Juan Aponte

Personal information
- Full name: Juan Pablo Aponte Gutierrez
- Date of birth: 18 May 1992 (age 34)
- Place of birth: Portachuelo, Bolivia
- Position: Full-back

Youth career
- 2011–2012: Nacional Potosi

Senior career*
- Years: Team / Apps / (Gls)
- 2013-2014: Nacional Potosi / 25 / (1)
- 2014-2020: Wilstermann / 178 / (1)
- 2021: Oriente Petrolero / 20 / (2)
- 2022: The Strongest / 18 / (0)
- 2023: Wilstermann / 16 / (0)

International career
- 2018: Bolivia / 1 / (0)

= Juan Aponte =

Bolivian footballer (born 1992)

Juan Pablo Aponte Gutierrez (born 18 May 1992) is a Bolivian former professional footballer who played the majority of his career for C.D. Jorge Wilstermann
in the Bolivian Primera División, and played for the Bolivia national football team.

==Club career==
A left-back, Aponte played at Nacional Potosí between 2011 and 2014. He played for C.D. Jorge Wilstermann in the Bolivian Primera División between 2014 and 2020, winning three league titles in 2016, 2018 and 2019. His appearances included playing for the club in the 2017 Copa Libertadores as they reached the quarter-finals.

In January 2021, Aponte signed for Oriente Petrolero on a one-year contract.
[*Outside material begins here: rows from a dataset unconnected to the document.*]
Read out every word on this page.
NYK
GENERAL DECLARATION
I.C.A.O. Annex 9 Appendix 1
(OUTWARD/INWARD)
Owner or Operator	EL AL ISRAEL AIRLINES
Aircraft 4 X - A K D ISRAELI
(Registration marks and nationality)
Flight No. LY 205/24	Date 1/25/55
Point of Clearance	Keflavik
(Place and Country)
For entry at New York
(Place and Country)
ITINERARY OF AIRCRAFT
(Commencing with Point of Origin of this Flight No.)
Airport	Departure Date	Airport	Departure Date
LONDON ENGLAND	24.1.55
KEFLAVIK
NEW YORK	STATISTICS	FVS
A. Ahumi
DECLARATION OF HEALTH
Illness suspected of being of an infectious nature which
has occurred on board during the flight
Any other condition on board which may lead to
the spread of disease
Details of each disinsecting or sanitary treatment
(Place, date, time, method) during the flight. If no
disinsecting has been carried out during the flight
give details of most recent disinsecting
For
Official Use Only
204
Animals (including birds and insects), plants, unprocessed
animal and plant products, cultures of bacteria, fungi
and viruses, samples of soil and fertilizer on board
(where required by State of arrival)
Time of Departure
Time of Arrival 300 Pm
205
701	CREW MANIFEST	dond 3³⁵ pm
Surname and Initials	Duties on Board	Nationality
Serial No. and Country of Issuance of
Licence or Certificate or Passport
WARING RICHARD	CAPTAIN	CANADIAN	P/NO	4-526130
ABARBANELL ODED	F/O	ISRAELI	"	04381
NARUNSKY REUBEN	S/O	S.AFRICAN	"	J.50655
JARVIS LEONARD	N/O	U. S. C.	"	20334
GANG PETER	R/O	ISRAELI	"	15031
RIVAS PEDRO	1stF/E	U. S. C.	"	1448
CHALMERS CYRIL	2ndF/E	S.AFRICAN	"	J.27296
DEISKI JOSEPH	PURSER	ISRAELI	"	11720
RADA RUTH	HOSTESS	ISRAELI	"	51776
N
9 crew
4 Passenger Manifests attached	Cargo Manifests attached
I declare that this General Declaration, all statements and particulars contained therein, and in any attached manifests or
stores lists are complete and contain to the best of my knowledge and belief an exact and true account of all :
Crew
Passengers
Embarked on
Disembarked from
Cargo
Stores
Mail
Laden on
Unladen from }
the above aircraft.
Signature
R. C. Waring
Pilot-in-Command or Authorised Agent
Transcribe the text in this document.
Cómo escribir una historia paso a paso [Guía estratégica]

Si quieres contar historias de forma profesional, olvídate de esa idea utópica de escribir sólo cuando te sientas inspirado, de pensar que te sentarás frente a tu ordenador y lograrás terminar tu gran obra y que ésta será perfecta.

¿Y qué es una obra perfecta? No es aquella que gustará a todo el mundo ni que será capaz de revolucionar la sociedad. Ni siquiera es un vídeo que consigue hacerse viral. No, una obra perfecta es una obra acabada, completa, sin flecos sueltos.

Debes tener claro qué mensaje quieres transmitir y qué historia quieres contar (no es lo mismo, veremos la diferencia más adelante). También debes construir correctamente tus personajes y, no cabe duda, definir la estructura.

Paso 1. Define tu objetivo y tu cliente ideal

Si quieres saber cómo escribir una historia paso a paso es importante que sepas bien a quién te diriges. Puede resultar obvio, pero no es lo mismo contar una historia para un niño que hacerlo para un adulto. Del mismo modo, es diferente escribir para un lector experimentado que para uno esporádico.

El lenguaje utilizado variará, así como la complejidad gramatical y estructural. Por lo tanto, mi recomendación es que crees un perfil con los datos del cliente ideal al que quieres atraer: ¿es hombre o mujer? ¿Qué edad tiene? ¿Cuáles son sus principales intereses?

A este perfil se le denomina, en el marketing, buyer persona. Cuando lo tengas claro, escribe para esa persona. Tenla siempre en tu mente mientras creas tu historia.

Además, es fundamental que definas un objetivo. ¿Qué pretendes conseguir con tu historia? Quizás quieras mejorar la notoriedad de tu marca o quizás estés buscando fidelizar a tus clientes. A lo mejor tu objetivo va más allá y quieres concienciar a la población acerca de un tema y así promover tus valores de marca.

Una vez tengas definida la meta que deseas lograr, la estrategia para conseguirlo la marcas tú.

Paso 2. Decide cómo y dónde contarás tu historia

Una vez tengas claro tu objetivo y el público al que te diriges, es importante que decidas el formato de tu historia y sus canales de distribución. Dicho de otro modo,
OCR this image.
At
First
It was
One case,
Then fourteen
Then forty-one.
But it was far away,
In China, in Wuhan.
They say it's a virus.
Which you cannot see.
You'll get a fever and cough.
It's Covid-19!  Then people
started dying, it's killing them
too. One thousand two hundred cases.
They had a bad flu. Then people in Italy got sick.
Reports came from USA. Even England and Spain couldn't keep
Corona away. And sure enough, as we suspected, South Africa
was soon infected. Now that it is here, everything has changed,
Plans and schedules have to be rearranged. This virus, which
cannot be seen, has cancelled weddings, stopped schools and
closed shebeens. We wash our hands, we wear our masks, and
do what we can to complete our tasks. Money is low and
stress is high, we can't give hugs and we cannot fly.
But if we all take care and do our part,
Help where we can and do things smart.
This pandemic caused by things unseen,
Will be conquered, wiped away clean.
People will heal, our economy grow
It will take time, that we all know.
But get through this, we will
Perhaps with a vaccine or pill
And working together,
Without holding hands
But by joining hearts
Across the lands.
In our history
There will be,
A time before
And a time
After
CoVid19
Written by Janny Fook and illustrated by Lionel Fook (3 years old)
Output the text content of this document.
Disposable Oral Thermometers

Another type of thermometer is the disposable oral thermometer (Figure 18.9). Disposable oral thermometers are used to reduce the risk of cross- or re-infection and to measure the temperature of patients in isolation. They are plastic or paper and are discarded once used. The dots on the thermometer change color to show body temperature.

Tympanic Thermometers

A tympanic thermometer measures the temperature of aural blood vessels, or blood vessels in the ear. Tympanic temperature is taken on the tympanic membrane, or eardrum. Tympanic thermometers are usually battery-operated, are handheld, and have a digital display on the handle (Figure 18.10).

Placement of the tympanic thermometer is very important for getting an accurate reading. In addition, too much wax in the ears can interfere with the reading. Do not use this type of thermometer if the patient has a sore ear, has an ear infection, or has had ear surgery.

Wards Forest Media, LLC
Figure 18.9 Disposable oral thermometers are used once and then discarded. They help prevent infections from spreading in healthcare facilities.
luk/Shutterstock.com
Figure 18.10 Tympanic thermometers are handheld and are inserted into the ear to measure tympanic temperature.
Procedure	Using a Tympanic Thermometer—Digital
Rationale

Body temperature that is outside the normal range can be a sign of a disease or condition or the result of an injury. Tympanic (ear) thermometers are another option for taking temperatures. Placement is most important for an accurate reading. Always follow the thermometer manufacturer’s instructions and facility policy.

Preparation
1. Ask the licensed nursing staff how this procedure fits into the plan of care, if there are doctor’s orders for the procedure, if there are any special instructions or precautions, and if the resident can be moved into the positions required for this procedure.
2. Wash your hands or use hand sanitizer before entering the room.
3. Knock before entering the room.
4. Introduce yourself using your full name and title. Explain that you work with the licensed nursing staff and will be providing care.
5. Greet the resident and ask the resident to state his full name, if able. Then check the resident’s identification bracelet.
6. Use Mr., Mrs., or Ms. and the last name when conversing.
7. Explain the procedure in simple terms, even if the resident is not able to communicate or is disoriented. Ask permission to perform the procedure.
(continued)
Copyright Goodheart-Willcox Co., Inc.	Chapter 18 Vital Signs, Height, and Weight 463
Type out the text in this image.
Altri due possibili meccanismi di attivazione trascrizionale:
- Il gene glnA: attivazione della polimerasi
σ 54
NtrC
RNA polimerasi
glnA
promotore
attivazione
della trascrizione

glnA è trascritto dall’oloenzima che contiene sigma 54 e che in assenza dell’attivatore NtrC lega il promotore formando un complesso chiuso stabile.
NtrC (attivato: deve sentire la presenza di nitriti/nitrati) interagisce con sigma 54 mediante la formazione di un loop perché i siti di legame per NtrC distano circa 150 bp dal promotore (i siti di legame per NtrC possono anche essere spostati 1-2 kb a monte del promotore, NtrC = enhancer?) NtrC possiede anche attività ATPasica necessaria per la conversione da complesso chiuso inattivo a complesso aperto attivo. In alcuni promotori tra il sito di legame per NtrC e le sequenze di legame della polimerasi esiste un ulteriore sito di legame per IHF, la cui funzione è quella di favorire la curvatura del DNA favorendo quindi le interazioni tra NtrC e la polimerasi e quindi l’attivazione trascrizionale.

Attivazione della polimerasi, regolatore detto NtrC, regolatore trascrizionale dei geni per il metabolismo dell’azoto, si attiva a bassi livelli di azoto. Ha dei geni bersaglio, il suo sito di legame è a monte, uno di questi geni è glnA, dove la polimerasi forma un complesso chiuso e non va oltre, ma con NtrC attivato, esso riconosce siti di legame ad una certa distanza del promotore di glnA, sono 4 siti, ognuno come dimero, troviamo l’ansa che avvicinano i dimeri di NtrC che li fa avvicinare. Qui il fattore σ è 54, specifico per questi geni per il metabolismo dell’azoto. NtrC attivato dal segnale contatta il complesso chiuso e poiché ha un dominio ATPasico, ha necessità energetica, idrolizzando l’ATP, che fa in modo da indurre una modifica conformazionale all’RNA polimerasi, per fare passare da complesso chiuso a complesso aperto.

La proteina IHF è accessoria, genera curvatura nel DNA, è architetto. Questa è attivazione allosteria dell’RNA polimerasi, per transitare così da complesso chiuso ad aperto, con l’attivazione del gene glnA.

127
He signed for The Strongest for the 2022 season. He returned to Wilstermann in March 2023.

==International career==
On March 23, 2017, he started a 2018 FIFA World Cup away qualification game for the Bolivia national football team against Colombia.

==Personal life==
Aponte is from Portachuelo in Santa Cruz de la Sierra.

==Controversy==
In April 2020, while a player at C.D. Jorge Wilstermann, Aponte was placed under house arrest in his hometown of Portachuelo after being charged with endangering public health and dangerous driving after being found to be driving intoxicated and violating the local quarantine rules during the COVID-19 pandemic. Wilstermann's president, Grover Vargas, when speaking to the media after the incident said he would not be dismissed by the club due to his previous impeccable behaviour and remorsefulness.